Costs Related to Developing and Maintaining Company Websites

The following post is a repeat of one published nearly eight years ago. It was relevant then and continues to be relevant today. The reason we're re-publishing it today is because the question continues to arise as auditors seem to be taking a closer look at costs related to developing and maintaining company websites. Sometimes these costs are very very significant.

Not too long ago while conducting one of our training sessions, we were asked whether the cost of developing and maintaining contractor websites could be considered unallowable advertising under FAR 31.205-1. We hadn’t encountered this question before so we did not have a complete answer. The cost of developing and maintaining a company website is significant in many cases. Medium sized companies can spend tens of thousands of dollars and larger companies, significantly more. So, we sent the question on to DPAP (Defense Procurement Acquisition Policy), the DoD organization responsible for all acquisition and procurement policy matters in the Department of Defense (DoD). Here is the question and the response.
Question: Do company websites meet the FAR 31.205-1(b) definition of "advertising". The definition does not explicitly list "websites" as advertising media but the listing of included media is not an all-inclusive listing. If company websites meet the definition of advertising, it would have to meet the primary purpose criteria discussed in FAR 31.205-1(f) to be unallowable. It seems to us that most websites have multiple purposes. Advertising is certainly one purpose but there are others such as communications with shareholders, customer ordering, customer support, and contact information.

Response: FAR 31.205-1 defines advertising to mean:

the use of media to promote the sale of products or services and to accomplish the activities referred to in paragraph (d) of this subsection, regardless of the medium employed, when the advertiser has control over the form and content of what will appear, the media in which it will appear, and when it will appear. Advertising media include but are not limited to conventions, exhibits, free goods, samples, magazines, newspapers, trade papers, direct mail, dealer cards, window displays, outdoor advertising, radio, and television.

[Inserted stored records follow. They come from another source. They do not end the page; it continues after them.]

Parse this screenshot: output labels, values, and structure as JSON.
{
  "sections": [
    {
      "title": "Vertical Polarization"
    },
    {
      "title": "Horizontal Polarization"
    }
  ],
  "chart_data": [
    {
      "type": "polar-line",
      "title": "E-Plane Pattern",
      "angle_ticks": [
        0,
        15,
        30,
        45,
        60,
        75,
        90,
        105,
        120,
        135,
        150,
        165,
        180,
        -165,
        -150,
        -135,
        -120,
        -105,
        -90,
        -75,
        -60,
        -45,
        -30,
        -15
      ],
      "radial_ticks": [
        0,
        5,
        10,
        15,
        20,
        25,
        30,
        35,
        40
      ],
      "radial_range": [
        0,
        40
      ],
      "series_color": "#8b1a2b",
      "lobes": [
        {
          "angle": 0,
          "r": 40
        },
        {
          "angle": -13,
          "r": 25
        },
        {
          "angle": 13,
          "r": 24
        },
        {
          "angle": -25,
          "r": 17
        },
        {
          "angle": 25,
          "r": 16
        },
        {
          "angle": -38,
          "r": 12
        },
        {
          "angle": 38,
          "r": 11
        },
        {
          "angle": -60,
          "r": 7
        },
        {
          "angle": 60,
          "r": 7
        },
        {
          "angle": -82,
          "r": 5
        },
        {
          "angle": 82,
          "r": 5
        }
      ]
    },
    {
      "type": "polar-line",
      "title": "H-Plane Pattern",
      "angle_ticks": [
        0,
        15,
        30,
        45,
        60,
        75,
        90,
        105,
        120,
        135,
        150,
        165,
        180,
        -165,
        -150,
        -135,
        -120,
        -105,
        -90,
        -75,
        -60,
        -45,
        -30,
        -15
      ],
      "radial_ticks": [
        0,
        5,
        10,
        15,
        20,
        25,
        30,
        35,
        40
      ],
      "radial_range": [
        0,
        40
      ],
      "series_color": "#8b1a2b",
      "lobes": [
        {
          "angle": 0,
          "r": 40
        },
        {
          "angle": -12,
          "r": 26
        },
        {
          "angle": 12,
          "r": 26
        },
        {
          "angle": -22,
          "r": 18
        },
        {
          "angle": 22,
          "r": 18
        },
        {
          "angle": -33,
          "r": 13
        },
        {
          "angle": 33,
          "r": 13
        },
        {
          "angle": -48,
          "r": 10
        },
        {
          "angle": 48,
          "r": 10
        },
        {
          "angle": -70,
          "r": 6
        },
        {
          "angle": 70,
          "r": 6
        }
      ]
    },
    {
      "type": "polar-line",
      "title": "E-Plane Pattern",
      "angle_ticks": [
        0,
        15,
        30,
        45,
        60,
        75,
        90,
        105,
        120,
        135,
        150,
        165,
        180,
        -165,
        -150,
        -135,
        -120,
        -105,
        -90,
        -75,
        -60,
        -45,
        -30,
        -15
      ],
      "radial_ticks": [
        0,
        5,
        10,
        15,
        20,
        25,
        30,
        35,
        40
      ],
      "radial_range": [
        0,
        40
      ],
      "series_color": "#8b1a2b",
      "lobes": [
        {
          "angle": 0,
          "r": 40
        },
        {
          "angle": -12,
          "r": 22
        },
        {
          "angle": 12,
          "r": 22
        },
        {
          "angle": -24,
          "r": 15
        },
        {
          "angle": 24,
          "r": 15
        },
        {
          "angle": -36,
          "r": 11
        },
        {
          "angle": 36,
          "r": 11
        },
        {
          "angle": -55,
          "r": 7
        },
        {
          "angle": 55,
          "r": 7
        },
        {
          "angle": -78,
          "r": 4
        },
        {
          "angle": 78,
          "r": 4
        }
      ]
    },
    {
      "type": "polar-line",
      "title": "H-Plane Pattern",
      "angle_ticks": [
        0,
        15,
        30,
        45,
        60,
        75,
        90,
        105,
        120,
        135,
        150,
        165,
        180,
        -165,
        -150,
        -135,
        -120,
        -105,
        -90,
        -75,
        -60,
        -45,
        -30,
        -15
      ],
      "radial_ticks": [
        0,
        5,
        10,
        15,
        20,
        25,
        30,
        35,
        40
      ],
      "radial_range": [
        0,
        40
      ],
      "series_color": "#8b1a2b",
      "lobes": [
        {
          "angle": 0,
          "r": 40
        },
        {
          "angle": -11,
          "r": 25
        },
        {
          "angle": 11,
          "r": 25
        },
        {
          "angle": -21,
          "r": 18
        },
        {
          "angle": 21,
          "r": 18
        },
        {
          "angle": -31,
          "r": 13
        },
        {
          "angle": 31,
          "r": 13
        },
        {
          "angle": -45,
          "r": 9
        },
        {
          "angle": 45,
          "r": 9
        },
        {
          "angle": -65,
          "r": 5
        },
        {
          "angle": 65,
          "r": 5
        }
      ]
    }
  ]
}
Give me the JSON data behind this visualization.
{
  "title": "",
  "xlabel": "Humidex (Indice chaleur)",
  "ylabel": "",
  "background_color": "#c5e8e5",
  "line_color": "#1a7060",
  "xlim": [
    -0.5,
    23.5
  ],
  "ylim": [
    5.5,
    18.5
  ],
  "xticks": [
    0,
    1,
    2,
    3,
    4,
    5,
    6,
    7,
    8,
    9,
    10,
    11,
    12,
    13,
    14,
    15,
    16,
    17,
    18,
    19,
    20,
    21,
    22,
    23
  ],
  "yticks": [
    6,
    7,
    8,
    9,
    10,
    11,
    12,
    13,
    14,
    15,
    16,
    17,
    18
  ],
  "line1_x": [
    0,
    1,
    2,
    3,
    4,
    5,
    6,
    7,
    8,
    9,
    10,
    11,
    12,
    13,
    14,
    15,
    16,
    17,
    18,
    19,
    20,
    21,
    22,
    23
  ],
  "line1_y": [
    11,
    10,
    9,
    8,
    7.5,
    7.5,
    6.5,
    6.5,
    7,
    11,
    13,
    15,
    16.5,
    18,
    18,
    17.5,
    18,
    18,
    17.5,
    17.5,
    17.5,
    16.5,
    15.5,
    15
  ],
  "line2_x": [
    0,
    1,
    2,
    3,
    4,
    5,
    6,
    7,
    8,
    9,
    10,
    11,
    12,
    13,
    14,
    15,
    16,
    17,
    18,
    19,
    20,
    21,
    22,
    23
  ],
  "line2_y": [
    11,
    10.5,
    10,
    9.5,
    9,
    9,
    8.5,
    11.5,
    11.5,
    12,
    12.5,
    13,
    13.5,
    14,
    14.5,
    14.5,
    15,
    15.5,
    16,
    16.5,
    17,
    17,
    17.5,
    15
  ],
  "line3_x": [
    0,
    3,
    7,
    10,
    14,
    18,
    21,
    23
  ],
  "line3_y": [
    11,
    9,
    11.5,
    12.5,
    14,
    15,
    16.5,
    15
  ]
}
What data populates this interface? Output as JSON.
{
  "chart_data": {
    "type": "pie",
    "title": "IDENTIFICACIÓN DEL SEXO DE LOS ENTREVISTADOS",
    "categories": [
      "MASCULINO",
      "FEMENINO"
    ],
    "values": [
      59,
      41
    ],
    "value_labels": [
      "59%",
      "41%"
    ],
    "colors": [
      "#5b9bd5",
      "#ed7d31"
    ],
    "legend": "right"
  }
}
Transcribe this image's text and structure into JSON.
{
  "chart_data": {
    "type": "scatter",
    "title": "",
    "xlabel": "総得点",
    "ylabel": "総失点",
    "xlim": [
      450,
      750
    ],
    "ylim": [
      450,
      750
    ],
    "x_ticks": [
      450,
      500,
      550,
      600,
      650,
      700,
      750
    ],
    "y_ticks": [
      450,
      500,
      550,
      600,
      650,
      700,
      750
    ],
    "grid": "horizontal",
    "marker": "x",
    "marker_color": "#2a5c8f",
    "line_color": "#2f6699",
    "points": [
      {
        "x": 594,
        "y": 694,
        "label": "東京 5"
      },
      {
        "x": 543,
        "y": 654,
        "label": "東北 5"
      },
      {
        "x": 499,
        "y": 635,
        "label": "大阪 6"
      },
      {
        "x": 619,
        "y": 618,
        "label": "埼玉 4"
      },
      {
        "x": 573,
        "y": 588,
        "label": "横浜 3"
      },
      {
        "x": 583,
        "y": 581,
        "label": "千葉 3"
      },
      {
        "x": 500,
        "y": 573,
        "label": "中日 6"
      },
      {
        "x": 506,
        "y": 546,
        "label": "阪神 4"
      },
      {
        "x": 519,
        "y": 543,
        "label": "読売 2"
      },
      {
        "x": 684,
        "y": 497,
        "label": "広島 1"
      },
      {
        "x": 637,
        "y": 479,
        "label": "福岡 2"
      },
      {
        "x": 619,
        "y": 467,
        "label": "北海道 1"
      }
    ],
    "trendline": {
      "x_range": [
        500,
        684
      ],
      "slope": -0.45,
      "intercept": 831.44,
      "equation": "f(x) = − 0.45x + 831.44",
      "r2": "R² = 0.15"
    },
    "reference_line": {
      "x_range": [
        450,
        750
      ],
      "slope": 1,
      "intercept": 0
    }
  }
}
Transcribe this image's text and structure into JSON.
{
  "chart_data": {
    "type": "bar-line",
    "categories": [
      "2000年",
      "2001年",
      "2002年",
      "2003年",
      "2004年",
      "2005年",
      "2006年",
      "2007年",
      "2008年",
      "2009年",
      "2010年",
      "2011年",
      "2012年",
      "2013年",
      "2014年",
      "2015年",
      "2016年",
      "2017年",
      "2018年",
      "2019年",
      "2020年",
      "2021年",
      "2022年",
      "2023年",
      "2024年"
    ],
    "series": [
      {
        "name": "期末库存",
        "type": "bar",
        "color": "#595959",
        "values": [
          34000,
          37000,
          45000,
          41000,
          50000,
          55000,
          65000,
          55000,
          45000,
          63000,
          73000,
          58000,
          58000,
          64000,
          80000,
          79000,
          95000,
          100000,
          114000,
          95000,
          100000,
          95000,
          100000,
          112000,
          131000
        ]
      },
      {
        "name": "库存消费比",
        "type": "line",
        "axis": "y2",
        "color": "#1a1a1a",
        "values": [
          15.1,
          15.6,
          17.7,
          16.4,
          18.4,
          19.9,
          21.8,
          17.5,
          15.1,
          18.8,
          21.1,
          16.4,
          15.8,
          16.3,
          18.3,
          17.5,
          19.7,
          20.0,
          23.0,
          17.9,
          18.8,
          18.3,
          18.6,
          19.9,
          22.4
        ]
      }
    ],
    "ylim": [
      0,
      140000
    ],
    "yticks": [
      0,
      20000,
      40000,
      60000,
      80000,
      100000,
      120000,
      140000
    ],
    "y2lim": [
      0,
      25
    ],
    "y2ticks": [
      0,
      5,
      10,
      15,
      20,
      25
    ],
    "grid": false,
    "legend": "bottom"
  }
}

The phrase, “regardless of medium employed,” is sufficiently broad enough to make the definition of advertising include company websites. As stated by the questioner, “advertising is certainly one purpose” of company websites. In accordance with the requirement of FAR 31.204(d), the cost to develop and maintain company websites should be apportioned among the contractor’s accounts that best capture their essential nature to the extent company websites are used for multiple purposes. FAR 31.204(d) states:

When more than one subsection in 31.205 is relevant to a contractor cost, the cost shall be apportioned among the applicable subsections, and the determination of allowability of each portion shall be based on the guidance contained in the applicable subsection.
We recommend that contractors assess the purpose of their websites and if there is a component of advertising involved, apply a logical (defensible) method apportioning the costs between the relevant cost accounts.

This "apportioning" advise will necessarily require a high degree of judgment. Unfortunately there is not a set formula or criteria to apply in apportioning such costs. Contractors should devise a methodology that is logical and defensible. Also, documenting the methodology is critical.